Huawei invites detained former employee to sue

03 December 2019

Telecom giant Huawei has urged former employee, Li Hongyuan, who was detained in Shenzhen for eight months on extortion charges, to sue the company if he feels his rights have been violated.

In a statement issued on Monday evening, the company told The Paper that it has the right and the responsibility to report any suspected illegal activities to the authorities and that Huawei encouraged Li to use any and all legal measures, including suing the company, in order to safeguard his own rights.

Li’s wife told The Paper however that they had no immediate plans to sue Huawei and just wanted an apology.

Huawei has faced widespread criticism on social media in China for its handling of the Li Hongyuan case and its statement on Monday has not improved its image. Much of the online criticism has now been deleted by the censors.

Huawei and other major technology companies were already under fire for promoting the so-called 996 work culture that forces employees to work excessively long hours, and this latest incident has only reconfirmed existing opinions about the abusive work practices of these corporations.

Li Hongyuan’s ordeal began in early 2018 when Huawei decided not to renew his employment contract. Li, who had been working for the company and its subsidiaries for 12 years, negotiated a mutually agreed severance package of around 300,000 yuan after tax.

The settlement was paid through a private account rather than a corporate account. This was queried by Li at the time but he was not given a satisfactory explanation and he assumed it was some kind of tax dodge. Li then asked for his 200,000 yuan year-end bonus to be paid but the company reportedly refused on the grounds of poor performance.

Soon afterwards, in December 2018, Huawei reported Li to the Shenzhen police and he was arrested. Li was initially accused of leaking confidential company material but was later accused of extortion. He was eventually released after 251 days in detention because of “unclear criminal facts and insufficient evidence,” according to court documents that Li posted online.

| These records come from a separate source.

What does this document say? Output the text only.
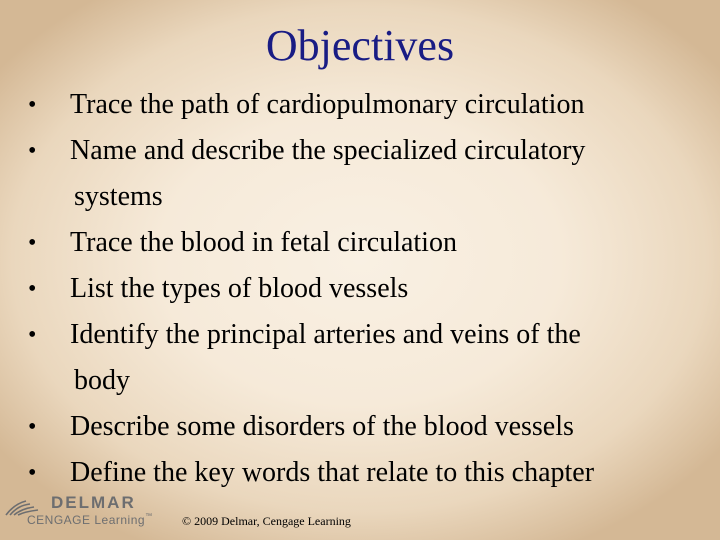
Objectives
•	Trace the path of cardiopulmonary circulation
•	Name and describe the specialized circulatory
systems
•	Trace the blood in fetal circulation
•	List the types of blood vessels
•	Identify the principal arteries and veins of the
body
•	Describe some disorders of the blood vessels
•	Define the key words that relate to this chapter
DELMAR
CENGAGE Learning™ © 2009 Delmar, Cengage Learning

Huawei has used a heavy-handed approach to employee relations for many years now. In 2007, for example, the company forced thousands of long-term employees to resign and re-join the company on short-term contracts so that it would not be bound by the unlimited contract provisions of the Labour Contract Law due to go into effect the following year.

Around the same time, there was a rash of suicides or unexplained deaths at the company which gave rise to criticism of Huawei’s so-called “wolf culture,” which encouraged employees to dedicate all their energy to the benefit of the company.

Huawei employees are undoubtedly very well paid but clearly the cost for many employees is too high. For Li Hongyuan, the intense pressure generated by the case has reportedly now forced him to leave Shenzhen and return to his home town.